The single preg_replace() call will record the number of replacements that it makes. The number will be either 0 or 1 since the fourth parameter limits the replacements to 1 anyhow. If there were no replacements made, then logically we know that a new line is to be appended to the end of the file.
At the end of the custom function, I am going the extra step of returning the action that was successfully undertaken. The will give better information in the output.
isset() can receive multiple arguments, so I added the pass element as well since it is expected with the submission.

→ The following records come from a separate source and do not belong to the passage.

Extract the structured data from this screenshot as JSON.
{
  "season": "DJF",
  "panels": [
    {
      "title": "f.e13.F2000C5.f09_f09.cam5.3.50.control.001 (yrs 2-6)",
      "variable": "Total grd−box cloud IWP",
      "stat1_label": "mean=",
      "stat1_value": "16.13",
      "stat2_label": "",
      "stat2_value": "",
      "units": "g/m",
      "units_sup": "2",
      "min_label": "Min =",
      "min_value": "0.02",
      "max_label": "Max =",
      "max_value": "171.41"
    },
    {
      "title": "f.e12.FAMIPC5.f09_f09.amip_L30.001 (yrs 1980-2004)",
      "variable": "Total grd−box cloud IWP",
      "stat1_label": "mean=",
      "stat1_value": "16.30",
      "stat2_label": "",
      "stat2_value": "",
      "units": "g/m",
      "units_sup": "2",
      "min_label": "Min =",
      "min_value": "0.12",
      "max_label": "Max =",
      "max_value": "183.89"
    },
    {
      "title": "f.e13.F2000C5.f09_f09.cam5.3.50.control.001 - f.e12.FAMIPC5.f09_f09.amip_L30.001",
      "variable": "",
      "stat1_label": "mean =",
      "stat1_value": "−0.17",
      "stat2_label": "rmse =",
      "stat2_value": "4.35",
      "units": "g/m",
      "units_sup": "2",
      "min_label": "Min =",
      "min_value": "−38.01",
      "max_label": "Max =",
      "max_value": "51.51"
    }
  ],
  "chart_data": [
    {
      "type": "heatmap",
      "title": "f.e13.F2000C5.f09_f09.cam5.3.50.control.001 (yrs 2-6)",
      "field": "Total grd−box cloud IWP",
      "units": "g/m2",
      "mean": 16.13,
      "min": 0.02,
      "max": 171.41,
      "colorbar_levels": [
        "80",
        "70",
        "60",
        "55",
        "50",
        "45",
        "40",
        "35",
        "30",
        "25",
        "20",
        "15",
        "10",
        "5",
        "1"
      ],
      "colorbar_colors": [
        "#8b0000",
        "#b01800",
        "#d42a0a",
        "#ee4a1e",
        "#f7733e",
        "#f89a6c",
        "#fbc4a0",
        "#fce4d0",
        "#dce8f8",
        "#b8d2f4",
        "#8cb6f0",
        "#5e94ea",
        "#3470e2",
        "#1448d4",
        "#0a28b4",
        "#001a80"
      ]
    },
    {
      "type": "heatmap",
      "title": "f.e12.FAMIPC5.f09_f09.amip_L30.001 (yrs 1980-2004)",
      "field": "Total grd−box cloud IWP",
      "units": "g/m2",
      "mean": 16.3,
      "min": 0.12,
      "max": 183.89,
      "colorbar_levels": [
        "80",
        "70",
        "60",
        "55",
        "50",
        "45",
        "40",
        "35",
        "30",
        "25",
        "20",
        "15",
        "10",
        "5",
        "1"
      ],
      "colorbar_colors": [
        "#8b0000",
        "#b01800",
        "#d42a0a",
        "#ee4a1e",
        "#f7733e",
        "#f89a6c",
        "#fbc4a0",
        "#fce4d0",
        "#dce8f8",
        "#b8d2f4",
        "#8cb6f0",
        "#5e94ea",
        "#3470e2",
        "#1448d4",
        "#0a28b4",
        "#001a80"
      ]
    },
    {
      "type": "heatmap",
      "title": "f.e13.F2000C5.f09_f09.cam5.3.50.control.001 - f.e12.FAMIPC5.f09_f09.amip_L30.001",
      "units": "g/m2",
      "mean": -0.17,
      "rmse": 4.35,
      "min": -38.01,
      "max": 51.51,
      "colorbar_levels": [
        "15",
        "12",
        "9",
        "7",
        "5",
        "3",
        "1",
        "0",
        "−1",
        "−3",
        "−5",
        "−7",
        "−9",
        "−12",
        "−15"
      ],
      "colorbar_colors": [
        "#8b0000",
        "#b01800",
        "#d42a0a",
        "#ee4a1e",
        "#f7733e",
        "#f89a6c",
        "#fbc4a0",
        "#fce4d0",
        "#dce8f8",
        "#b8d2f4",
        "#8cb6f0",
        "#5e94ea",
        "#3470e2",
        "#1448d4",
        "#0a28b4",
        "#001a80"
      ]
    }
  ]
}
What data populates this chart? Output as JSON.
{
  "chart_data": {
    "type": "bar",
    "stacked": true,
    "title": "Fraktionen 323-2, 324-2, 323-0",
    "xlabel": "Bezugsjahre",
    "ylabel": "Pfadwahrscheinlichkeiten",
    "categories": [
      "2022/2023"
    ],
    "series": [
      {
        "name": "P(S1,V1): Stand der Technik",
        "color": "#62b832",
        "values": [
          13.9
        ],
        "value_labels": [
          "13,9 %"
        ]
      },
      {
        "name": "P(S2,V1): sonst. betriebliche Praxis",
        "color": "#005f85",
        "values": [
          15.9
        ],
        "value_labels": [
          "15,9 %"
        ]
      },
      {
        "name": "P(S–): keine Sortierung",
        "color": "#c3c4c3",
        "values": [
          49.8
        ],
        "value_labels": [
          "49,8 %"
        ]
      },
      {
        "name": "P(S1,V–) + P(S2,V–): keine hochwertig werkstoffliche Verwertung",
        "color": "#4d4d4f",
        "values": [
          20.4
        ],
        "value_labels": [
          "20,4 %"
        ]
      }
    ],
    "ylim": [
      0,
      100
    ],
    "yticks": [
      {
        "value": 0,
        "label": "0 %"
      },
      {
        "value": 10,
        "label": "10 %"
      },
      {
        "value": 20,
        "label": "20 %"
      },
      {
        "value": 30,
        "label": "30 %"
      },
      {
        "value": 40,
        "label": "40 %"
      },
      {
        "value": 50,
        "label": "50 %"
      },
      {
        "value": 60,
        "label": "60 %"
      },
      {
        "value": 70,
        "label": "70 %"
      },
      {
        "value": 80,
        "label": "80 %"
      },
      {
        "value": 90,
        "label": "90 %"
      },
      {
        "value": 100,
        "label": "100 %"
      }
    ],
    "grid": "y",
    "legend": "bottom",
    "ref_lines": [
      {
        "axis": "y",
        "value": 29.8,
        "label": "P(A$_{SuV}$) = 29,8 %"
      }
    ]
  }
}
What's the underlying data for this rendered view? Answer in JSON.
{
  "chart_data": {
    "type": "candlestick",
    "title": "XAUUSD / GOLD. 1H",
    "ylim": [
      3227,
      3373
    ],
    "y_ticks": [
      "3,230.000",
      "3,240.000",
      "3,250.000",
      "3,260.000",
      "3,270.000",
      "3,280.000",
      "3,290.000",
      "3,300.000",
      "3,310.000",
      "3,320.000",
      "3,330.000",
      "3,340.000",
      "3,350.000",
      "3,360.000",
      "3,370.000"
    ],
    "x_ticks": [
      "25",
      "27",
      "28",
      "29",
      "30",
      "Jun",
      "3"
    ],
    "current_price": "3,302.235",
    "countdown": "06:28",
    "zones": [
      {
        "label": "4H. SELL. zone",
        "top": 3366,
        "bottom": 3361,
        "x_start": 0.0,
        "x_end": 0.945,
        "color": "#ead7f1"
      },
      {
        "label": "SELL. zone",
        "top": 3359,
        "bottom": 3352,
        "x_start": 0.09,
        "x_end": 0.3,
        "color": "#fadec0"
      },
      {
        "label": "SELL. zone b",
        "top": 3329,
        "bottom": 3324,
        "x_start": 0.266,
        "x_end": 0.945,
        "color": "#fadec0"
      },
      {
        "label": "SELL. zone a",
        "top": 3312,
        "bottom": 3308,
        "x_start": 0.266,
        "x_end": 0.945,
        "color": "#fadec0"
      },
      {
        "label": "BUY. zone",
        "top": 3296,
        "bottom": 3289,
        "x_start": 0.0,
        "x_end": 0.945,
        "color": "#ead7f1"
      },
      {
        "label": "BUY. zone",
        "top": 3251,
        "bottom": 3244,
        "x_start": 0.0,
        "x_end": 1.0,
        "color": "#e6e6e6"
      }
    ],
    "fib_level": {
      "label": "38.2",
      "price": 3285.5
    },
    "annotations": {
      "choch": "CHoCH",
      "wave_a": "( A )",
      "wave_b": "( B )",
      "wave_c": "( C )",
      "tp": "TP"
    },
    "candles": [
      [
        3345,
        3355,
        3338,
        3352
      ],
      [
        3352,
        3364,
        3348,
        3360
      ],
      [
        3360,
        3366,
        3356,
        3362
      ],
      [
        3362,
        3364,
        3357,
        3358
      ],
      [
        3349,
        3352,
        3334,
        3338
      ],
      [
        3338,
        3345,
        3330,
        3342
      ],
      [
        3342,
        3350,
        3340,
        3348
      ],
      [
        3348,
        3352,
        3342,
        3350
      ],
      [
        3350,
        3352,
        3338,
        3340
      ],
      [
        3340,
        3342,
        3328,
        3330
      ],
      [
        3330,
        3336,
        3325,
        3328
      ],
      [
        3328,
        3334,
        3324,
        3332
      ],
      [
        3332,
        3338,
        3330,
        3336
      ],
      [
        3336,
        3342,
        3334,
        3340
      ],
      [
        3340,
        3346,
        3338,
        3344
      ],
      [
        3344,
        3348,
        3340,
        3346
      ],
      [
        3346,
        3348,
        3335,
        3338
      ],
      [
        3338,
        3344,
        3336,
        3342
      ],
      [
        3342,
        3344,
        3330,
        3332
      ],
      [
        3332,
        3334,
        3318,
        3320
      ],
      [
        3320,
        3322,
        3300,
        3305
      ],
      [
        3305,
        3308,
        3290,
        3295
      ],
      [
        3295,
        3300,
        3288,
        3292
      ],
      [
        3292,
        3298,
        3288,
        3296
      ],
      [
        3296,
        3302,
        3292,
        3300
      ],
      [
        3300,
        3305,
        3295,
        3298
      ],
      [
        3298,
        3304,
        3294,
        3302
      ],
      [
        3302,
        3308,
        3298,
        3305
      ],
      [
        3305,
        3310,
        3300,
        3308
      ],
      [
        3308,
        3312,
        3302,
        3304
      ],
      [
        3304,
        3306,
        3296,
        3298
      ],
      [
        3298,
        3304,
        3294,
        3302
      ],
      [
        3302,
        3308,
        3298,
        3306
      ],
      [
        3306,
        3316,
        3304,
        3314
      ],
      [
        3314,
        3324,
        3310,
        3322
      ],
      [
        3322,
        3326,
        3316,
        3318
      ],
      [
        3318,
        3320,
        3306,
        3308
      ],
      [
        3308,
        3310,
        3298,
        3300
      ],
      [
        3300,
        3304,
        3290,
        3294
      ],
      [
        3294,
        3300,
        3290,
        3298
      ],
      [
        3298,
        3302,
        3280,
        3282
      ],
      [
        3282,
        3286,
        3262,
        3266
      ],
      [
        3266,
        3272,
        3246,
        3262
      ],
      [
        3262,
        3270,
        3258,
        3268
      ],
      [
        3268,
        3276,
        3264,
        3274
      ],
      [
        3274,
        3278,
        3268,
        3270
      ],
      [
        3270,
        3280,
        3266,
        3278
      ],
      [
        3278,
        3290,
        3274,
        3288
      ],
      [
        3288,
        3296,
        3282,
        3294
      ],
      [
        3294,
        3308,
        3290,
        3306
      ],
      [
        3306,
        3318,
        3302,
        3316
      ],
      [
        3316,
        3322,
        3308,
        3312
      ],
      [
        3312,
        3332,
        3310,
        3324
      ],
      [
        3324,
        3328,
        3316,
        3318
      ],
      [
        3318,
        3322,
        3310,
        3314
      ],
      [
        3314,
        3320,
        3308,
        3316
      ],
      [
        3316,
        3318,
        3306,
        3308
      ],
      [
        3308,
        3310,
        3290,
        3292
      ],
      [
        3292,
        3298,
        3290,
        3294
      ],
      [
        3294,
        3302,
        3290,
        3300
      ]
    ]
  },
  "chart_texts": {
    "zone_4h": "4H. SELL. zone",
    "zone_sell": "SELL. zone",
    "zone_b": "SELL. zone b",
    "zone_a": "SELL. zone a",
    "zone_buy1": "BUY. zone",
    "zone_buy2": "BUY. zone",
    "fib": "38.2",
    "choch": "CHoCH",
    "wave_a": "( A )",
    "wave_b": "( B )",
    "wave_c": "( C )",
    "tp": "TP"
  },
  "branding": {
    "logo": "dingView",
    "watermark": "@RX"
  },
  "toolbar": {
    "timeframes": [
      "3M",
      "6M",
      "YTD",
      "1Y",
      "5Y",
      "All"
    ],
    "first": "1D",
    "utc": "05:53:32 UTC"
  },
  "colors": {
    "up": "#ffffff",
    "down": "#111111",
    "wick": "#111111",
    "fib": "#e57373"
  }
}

I am using printf() to output the mix of literal and dynamic text -- I find that it helps to make the code more readable.
Untested Code:
function editHtpasswordRow(string $user, string $pass): string
{
$file = '.htpasswd';
if ($pass === '') {
$newRow = '';
$action = 'Delete';
} else {
$newRow = PHP_EOL . $user . ':' . crypt_apr1_md5($pass);
$action = 'Update';
}
$content = preg_replace(
'/\R?^' . preg_quote($user, '/') . ':.*/mu',
$newRow,
file_get_contents($file),
1,
$count
);
if (!$count && $newRow) {
$content .= PHP_EOL . $newRow;
$action = 'Insert';
}
file_put_contents($file, ltrim($content));
return $action;
}
if (isset($_POST['user'], $_POST['pass'])) {
printf(
'<h3>%s of %s was successful</h3>',
editHtpasswordRow($_POST['user'], $_POST['pass']),
htmlspecialchars($_POST['user'])
);
} else {
echo '<h4>Fetched .htpasswd content:</h4><pre>' . file_get_contents('.htpasswd') . '</pre>';
}
Edit: I missed something that YourCommonSense spotted... You should be using $_POST when writing to the filesystem. $_GET is for reading and $_POST is for writing. I'll update my snippet now, +1 his post, and advise you to use his html form.